Unfortunately, this thumb’s down vote is not binding. The FDA could still approve aducanumab:
“The nonbinding vote by an advisory panel for the Food and Drug Administration does not mean the agency won’t approve the drug, aducanumab, made by Biogen. But it signals that many experts in the field are not convinced of its effectiveness, another major setback in the long journey to find a treatment for Alzheimer’s that works.”

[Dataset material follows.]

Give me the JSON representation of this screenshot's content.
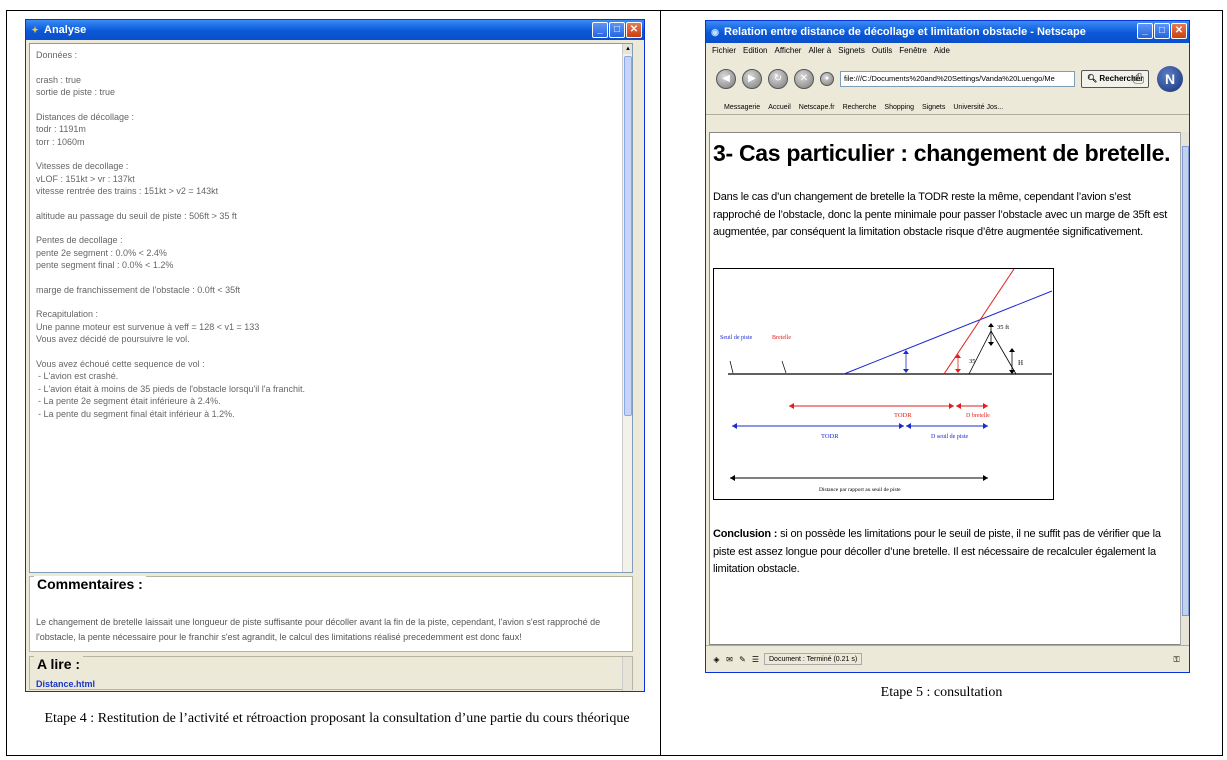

https://www.nytimes.com/2020/11/06/health/aducanumab-alzheimers-drug-fda-panel.html
Fmello:
There is no comparison, except that maybe that both are infusions, between Brainstorm’s NurOwn and Biogen’s infusion (aducanumab) to treat Alzheimer’s. Here is a portion of a letter that I sent to the WSJ a year or so ago about aducanumab:
The Biogen and Eisai drug, BAN240 (aducanumab), failed before. So what's new about their latest announcement?
WSJ article: ”Analysts said questions remain about the results of the BAN2401 study. For one thing, researchers used a novel measure of efficacy that was developed by Eisai’s in-house researchers, rather than standard measures in the field.”
They, Biogen and Eisai, obtained a different outcome with a new measure of efficacy. Biogen’s partner Eisai, a Japanese pharmaceutical company, came up with a new standard to measure ”success”. This ”success” measured by a new internally conflicted standard should by itself raise a red flag.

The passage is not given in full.